The lamin A/C (LMNA) gene encodes a key structural protein (lamin) in the nuclear envelope, a double lipid bilayer membrane that separates the cytoplasm and nucleus. The nuclear lamina—a fibrillar network organized around the nuclear membrane’s inner face—performs both structural and functional roles and interacts with chromatin at a great many genomic regions—called lamina-associated domains (LADs)—which are heterochromatic (transcriptionally repressed) domains. Mutations in LMNA cause Emery-Dreifuss muscular dystrophy (EDMD). Perovanovic and colleagues now show that these mutations interfere with the building of lamin A–associated heterochromatin in an allele-specific manner.

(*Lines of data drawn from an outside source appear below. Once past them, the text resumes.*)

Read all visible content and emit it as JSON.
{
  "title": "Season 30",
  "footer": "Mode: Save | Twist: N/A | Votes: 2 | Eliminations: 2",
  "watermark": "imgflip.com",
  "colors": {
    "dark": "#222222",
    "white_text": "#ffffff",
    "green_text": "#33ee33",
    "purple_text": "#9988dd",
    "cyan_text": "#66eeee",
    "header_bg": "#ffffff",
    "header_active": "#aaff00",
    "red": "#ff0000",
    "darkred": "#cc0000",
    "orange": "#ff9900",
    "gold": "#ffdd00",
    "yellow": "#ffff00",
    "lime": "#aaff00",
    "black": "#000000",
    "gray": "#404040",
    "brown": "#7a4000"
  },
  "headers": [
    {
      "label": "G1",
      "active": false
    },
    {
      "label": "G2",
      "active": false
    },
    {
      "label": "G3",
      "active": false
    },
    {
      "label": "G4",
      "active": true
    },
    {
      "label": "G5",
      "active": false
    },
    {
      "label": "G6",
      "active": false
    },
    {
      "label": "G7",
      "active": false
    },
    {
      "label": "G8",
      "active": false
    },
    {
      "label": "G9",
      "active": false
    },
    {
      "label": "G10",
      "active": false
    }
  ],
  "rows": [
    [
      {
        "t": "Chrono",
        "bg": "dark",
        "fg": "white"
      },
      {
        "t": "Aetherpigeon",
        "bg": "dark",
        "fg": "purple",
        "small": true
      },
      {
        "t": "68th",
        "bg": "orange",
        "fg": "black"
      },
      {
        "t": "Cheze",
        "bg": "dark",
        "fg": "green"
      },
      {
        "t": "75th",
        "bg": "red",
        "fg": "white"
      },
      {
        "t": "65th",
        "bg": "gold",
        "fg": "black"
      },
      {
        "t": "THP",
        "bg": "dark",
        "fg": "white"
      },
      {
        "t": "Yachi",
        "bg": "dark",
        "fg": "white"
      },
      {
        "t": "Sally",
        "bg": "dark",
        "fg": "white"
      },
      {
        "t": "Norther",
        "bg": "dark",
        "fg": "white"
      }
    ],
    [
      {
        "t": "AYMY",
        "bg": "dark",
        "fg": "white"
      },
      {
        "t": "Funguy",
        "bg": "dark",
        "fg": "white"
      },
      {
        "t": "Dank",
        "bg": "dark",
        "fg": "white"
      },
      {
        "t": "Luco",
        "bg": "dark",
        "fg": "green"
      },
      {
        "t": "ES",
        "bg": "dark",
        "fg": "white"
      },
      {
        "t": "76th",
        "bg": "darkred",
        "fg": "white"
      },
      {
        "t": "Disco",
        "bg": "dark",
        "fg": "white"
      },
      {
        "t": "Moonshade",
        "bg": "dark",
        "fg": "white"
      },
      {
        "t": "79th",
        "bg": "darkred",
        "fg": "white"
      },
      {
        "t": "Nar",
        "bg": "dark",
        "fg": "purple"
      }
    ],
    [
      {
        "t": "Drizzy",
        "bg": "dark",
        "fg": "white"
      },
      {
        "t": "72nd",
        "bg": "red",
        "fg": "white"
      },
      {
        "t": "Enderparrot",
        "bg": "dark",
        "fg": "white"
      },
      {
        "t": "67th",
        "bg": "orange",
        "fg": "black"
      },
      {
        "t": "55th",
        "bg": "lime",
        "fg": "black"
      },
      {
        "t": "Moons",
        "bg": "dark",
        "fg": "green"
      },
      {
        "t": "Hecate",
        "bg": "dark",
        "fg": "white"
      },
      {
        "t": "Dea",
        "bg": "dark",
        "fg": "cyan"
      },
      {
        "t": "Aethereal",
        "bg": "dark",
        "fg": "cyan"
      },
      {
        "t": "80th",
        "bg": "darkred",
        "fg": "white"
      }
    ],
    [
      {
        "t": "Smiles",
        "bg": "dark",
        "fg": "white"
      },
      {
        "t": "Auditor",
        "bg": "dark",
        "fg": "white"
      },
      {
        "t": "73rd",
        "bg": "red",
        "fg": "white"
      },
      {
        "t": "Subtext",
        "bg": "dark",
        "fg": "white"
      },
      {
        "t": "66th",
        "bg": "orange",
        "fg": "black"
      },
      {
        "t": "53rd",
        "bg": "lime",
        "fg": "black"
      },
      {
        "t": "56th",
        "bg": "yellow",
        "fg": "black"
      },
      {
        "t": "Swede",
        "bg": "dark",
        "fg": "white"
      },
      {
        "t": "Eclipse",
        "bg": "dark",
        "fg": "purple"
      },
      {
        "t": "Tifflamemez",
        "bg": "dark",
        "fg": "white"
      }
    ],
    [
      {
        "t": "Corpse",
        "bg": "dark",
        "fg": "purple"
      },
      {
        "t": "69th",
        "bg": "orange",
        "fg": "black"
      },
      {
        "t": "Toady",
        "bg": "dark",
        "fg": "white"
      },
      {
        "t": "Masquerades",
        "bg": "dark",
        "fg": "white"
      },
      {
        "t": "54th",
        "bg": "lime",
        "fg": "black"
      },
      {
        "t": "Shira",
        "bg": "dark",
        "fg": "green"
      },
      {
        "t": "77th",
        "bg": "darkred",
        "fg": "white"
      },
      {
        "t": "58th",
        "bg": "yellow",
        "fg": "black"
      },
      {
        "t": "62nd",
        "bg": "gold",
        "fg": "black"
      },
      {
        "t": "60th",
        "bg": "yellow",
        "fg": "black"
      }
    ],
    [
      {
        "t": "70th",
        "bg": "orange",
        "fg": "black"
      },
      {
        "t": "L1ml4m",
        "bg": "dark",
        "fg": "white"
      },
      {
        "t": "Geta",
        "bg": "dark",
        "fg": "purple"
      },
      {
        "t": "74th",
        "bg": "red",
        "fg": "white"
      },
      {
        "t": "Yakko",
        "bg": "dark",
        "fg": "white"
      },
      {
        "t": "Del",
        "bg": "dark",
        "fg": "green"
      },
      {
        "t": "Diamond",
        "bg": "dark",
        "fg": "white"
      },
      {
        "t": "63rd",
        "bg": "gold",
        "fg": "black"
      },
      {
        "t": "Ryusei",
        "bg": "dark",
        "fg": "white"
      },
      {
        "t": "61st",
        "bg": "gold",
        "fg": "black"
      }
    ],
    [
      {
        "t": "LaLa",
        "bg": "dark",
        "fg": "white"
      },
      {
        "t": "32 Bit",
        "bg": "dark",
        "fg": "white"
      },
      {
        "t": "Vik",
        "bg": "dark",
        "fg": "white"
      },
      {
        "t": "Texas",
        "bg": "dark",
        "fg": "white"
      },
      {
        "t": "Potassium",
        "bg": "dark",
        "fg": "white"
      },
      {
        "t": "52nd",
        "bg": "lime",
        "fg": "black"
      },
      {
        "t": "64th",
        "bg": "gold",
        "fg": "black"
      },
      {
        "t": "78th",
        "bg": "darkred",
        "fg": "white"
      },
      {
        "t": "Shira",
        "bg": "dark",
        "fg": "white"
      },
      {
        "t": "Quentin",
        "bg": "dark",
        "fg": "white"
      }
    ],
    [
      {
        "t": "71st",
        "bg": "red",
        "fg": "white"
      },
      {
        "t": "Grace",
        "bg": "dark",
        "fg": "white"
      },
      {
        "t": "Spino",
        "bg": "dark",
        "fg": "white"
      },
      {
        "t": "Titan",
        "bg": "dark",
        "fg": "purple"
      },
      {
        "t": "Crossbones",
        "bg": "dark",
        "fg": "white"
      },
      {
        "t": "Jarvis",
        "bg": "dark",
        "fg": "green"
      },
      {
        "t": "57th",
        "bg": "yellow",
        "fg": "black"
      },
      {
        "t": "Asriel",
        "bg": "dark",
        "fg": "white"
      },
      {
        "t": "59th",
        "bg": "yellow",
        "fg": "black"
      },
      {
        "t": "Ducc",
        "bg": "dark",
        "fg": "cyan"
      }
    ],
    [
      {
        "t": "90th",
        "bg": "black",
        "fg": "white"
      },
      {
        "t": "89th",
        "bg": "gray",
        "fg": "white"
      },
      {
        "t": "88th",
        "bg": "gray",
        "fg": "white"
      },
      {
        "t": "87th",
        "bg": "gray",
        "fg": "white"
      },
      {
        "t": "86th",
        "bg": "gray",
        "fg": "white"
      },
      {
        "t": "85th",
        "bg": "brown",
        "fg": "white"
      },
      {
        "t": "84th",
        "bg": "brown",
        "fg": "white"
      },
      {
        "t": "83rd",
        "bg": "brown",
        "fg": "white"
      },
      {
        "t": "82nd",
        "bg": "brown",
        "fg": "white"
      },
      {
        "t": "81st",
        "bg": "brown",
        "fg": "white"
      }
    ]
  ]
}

The authors used a variety of techniques to map heterochromatin-euchromatin (transcriptionally active) transitions during the differentiation of muscle cells. They found that the EDMD mutations messed up the normal chromatin-structure (epigenomic) transitions during the differentiation of mouse cells and fibroblasts from muscular dystrophy patients who carried LMNA mutations. During muscle formation, normal heterochromatin to euchromatin transitions that take place at myogenic loci drive muscle differentiation. Muscle biopsies from patients carrying mutations that cause EDMD showed a loss of heterochromatin formation at the Sox2 pluripotency locus, which continued to be expressed and inhibited muscle cell differentiation. The new work suggests that so-called nuclear envelopathies, such as EDMD, are caused by aberrant LADS that disrupt developmental epigenetic programming.